In the 12 years since hanging up his drumsticks, the most notable change he’s found in the industry is the extra awareness needed – or performing for a “woke” generation, as some might put it. To Acaster, is a good comedian’s job to acknowledge contemporary comedy, regardless of their store of jokes.

“There are still people who get all grumpy, going like ‘back in my day comedy was like this’,” he says. “Yeah, that was the past that you’re talking about. I’m glad you enjoyed that in the Comedy Store in the 1980s, but now this is cutting-edge comedy. So if you really care, you should be liking this, but you don’t, because maybe you’re not as progressive as you think you are.”
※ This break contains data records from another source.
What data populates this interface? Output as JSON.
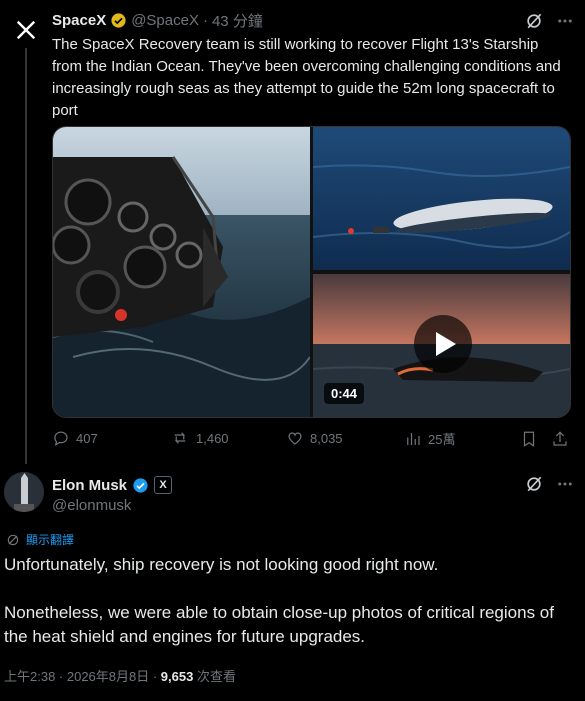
{
  "tweet1": {
    "author_name": "SpaceX",
    "handle": "@SpaceX",
    "time": "43 分鐘",
    "text": "The SpaceX Recovery team is still working to recover Flight 13's Starship from the Indian Ocean. They've been overcoming challenging conditions and increasingly rough seas as they attempt to guide the 52m long spacecraft to port",
    "video_duration": "0:44",
    "actions": {
      "replies": "407",
      "reposts": "1,460",
      "likes": "8,035",
      "views": "25萬"
    }
  },
  "tweet2": {
    "author_name": "Elon Musk",
    "handle": "@elonmusk",
    "affiliate_badge": "X",
    "translate_label": "顯示翻譯",
    "paragraph1": "Unfortunately, ship recovery is not looking good right now.",
    "paragraph2": "Nonetheless, we were able to obtain close-up photos of critical regions of the heat shield and engines for future upgrades.",
    "timestamp": "上午2:38 · 2026年8月8日 · ",
    "views_count": "9,653",
    "views_label": " 次查看"
  },
  "colors": {
    "accent": "#1d9bf0",
    "gold_badge": "#e2b719",
    "muted": "#71767b",
    "background": "#000000"
  },
  "icons": [
    "x-logo-icon",
    "gold-verified-icon",
    "grok-icon",
    "reply-icon",
    "repost-icon",
    "like-icon",
    "views-icon",
    "bookmark-icon",
    "share-icon",
    "play-icon",
    "blue-verified-icon",
    "globe-translate-icon"
  ]
}
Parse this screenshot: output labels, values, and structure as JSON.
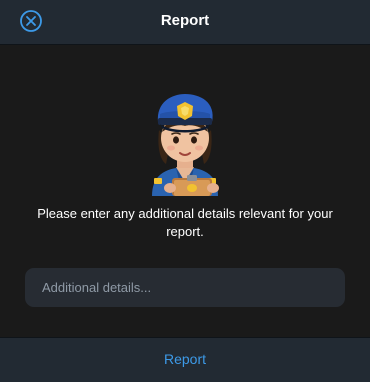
{
  "header": {
    "title": "Report",
    "close_icon": "close-circle-icon"
  },
  "mascot": {
    "icon": "police-officer-icon"
  },
  "prompt": {
    "text": "Please enter any additional details relevant for your report."
  },
  "details": {
    "placeholder": "Additional details...",
    "value": ""
  },
  "footer": {
    "report_label": "Report"
  },
  "colors": {
    "background": "#1a1a1a",
    "bar": "#222a33",
    "accent": "#3d9ae8",
    "input": "#272c33"
  }
}
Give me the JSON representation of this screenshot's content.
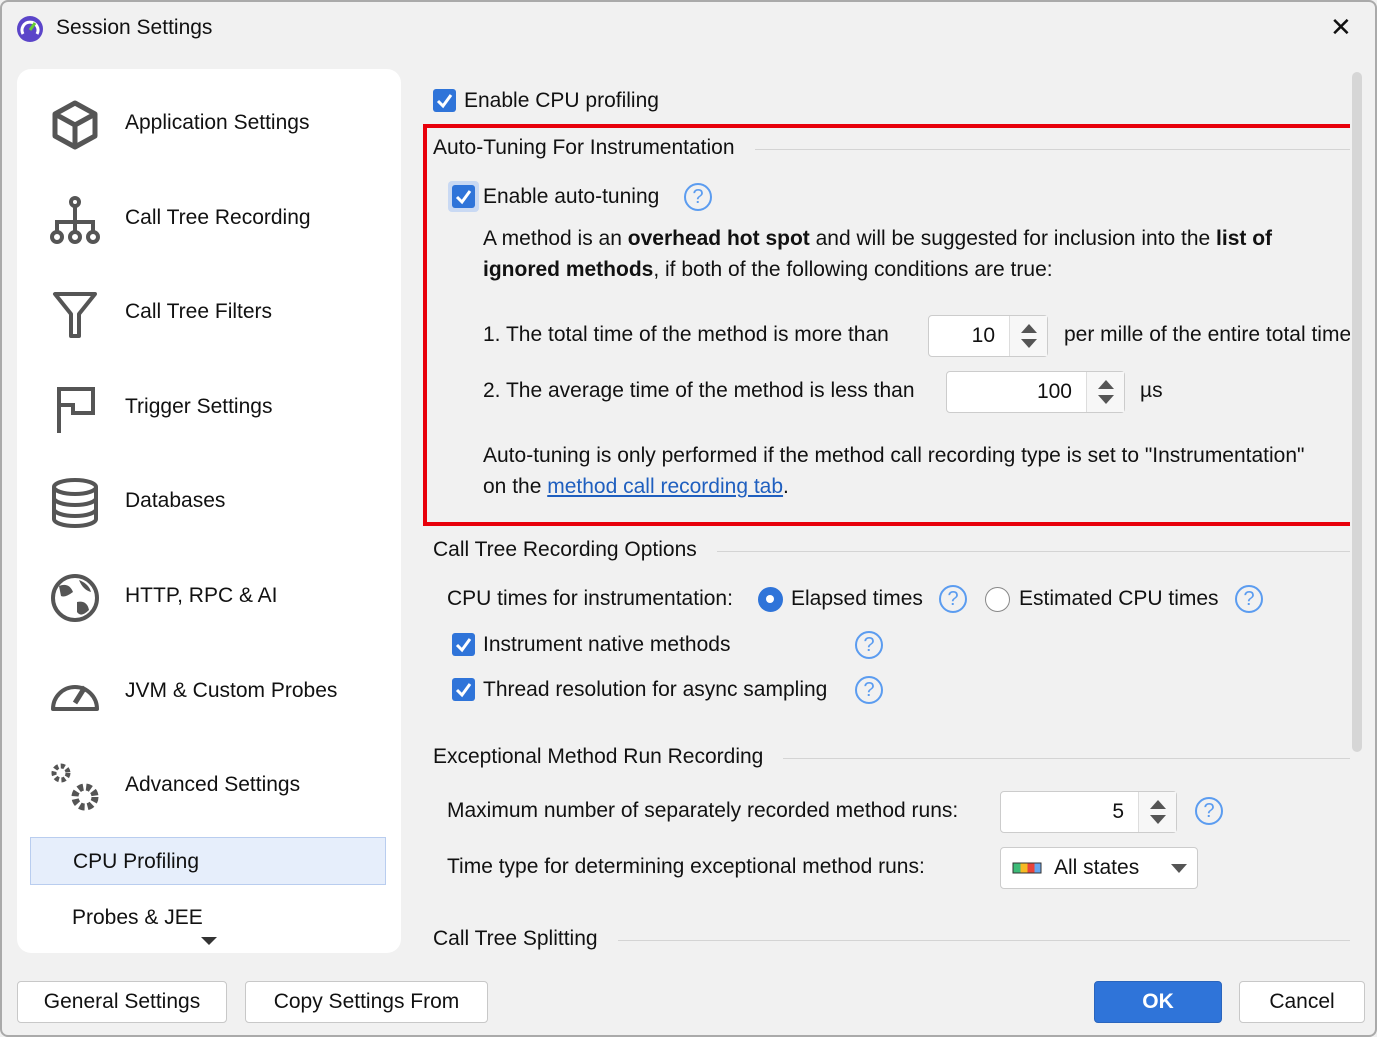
{
  "window": {
    "title": "Session Settings",
    "close": "✕"
  },
  "sidebar": {
    "items": [
      {
        "label": "Application Settings",
        "icon": "cube-icon"
      },
      {
        "label": "Call Tree Recording",
        "icon": "hierarchy-icon"
      },
      {
        "label": "Call Tree Filters",
        "icon": "filter-icon"
      },
      {
        "label": "Trigger Settings",
        "icon": "flag-icon"
      },
      {
        "label": "Databases",
        "icon": "database-icon"
      },
      {
        "label": "HTTP, RPC & AI",
        "icon": "globe-icon"
      },
      {
        "label": "JVM & Custom Probes",
        "icon": "gauge-icon"
      },
      {
        "label": "Advanced Settings",
        "icon": "gears-icon"
      }
    ],
    "subitems": [
      {
        "label": "CPU Profiling",
        "selected": true
      },
      {
        "label": "Probes & JEE",
        "selected": false
      }
    ]
  },
  "content": {
    "enable_cpu": {
      "label": "Enable CPU profiling",
      "checked": true
    },
    "autotune": {
      "title": "Auto-Tuning For Instrumentation",
      "enable_label": "Enable auto-tuning",
      "checked": true,
      "desc1a": "A method is an ",
      "desc1b": "overhead hot spot",
      "desc1c": " and will be suggested for inclusion into the ",
      "desc1d": "list of",
      "desc2a": "ignored methods",
      "desc2b": ", if both of the following conditions are true:",
      "cond1": "1. The total time of the method is more than",
      "cond1_value": "10",
      "cond1_unit": "per mille of the entire total time",
      "cond2": "2. The average time of the method is less than",
      "cond2_value": "100",
      "cond2_unit": "µs",
      "note1": "Auto-tuning is only performed if the method call recording type is set to \"Instrumentation\"",
      "note2a": "on the ",
      "note2_link": "method call recording tab",
      "note2b": "."
    },
    "ctro": {
      "title": "Call Tree Recording Options",
      "cpu_times_label": "CPU times for instrumentation:",
      "elapsed": "Elapsed times",
      "estimated": "Estimated CPU times",
      "selected": "Elapsed times",
      "native": {
        "label": "Instrument native methods",
        "checked": true
      },
      "thread": {
        "label": "Thread resolution for async sampling",
        "checked": true
      }
    },
    "exc": {
      "title": "Exceptional Method Run Recording",
      "max_label": "Maximum number of separately recorded method runs:",
      "max_value": "5",
      "time_label": "Time type for determining exceptional method runs:",
      "time_value": "All states"
    },
    "split": {
      "title": "Call Tree Splitting"
    }
  },
  "footer": {
    "general": "General Settings",
    "copy": "Copy Settings From",
    "ok": "OK",
    "cancel": "Cancel"
  },
  "colors": {
    "accent": "#2f74d9",
    "highlight": "#e8000b"
  }
}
He’s cautious of the “it’s just a joke” argument too. “I think jokes have a huge effect on the audience who hear it, and they reinforce extremely unhelpful opinions. And maybe it’s not just a joke if the comedian doesn’t care about repercussions of it,” he says. “Especially if you tick a lot of privilege boxes, like I do, you have to think about who the butt of the joke is. It’s better for the world in general, and it helps you write better routines, because you’re moving with the times.”

In between the podcasts and writing, Acaster is also an executive producer on a US remake of his short-lived BBC sitcom We the Jury, about a motley crew of jurors. It was picked up by CBS, given the green light for a pilot episode, and in the middle of auditions when LA pressed pause for coronavirus.

“I’ve left the show in their hands because I’m aware that if I throw my weight around, it’s not going to be very good,” he says. “There’s such a great team working on it, and I feel very lucky that I’m able to offer my opinion if it’s asked for. But yes, it’s on hold for the moment.”